I am, she responded to his memory. I am different. I’m the good one. She closed her eyes, licking her lips as if George's kiss still lived there. And for a moment, as brief as it was, she felt like everything was going to be okay.

She knew she would have to get back into the station wagon that was parked behind her and warm up the car a few moments before turning the car heater on. She would listen to music, probably In The End by Linkin Park because it was her favorite song. She would throw the car into reverse and leave it all behind her: the pervert at the bottom of the lake and his brutality that she had endured for four years and twelve days. She would drive back to her hometown but on the way there, she would stop off at a self-serve car wash and soap down the inside and outside of the station wagon. Her mother would be so pleased to have a clean car waiting for her in the driveway at home when she got home from the office. There, she would casually remark on how strange it was that Daddy wasn’t home yet. She would even suggest that they call his office. She might even be the one to dial the phone. As the hours would tick by and her mother’s face would grow heavier with concern, she would be the source of comfort and finally, she would be the one to ultimately call the police to report him missing. The next day, she would go to school and she would welcome the questioning stares and return them with a hesitant glance of sorrow. And she would tell a teacher or two that the only thing she truly wanted for Christmas was for her father to be found and to come home safely.

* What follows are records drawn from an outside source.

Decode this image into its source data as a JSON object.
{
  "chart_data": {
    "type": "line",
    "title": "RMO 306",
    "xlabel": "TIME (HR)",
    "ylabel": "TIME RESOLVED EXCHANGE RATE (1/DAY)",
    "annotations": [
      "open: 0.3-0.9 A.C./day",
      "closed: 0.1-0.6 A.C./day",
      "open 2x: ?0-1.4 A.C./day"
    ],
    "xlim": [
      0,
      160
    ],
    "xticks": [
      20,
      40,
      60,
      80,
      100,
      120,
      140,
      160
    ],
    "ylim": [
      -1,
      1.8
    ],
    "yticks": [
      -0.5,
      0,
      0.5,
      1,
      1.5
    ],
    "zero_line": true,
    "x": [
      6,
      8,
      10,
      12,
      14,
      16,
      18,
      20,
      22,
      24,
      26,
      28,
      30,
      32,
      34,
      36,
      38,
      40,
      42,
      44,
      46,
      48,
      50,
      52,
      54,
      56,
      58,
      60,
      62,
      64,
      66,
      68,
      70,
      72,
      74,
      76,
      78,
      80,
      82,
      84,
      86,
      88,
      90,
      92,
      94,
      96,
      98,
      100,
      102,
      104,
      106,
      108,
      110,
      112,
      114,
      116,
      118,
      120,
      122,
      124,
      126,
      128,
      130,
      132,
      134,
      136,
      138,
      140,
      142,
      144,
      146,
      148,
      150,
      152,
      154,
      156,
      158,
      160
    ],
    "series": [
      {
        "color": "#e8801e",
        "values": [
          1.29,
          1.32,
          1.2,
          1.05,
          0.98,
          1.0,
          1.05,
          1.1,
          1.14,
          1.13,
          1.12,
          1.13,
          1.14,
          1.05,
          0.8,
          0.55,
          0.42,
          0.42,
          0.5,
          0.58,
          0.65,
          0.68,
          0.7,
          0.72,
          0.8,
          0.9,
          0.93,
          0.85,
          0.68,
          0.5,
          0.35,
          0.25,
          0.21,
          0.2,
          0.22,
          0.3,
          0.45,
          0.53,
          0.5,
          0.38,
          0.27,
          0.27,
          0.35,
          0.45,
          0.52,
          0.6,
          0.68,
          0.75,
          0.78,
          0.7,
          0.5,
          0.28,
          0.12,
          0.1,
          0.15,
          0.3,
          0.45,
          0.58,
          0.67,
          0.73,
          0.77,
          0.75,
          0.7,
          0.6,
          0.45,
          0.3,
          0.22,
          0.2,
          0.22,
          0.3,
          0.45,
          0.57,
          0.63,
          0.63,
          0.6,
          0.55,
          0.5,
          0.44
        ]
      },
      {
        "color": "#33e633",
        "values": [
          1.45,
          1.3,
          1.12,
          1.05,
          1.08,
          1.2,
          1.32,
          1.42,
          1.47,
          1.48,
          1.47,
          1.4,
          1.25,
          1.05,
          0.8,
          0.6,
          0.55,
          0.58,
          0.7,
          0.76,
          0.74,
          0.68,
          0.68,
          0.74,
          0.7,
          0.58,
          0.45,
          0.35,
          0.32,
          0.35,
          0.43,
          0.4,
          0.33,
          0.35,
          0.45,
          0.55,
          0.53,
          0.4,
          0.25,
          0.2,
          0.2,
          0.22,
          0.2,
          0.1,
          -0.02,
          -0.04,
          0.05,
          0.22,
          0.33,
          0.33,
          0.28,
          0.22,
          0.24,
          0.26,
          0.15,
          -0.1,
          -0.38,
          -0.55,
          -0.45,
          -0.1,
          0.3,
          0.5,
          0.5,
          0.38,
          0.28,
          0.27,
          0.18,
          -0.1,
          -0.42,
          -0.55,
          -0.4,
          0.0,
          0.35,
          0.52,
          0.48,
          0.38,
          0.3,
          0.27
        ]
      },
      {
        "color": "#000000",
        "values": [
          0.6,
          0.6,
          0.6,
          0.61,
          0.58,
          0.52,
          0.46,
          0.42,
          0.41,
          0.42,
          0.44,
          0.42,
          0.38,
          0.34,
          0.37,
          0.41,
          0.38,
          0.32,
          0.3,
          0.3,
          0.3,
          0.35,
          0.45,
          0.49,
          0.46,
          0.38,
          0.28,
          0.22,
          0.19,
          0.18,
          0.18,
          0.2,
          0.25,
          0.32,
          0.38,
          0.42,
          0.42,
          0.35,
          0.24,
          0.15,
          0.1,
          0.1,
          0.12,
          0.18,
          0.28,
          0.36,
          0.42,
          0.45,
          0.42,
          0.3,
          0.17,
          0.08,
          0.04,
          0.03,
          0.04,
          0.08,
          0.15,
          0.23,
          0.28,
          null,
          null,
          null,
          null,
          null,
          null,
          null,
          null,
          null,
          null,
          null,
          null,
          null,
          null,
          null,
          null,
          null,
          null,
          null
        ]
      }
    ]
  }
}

And she would mail a letter to Stanford and she would suggest that George Bartlett come home for the holidays and it would be awesome if they spent New Year’s Eve together, just for old times’ sake. Over Martinis made from a stolen bottle of gin from her mother’s hidden stash in the garage, she would remind George of their first kiss and they would toast to their childhood at the stroke of midnight. She would make love to him and tell him how she had always dreamed of being a doctor’s wife.

In the years to come, she would only keep that memory of the lake in her mind, of the shared kiss with George. The rest she would forget because it would be necessary in order for her to survive.

The lake was beautiful. It was the last place in the world that she remembered being innocent.

As she climbed in to the station wagon, she pressed the play button on the tape deck and she wrapped her fingers around the cold steering wheel as years of rage subsided. As the music washed over her, she tried to figure out a way to get that feeling back again.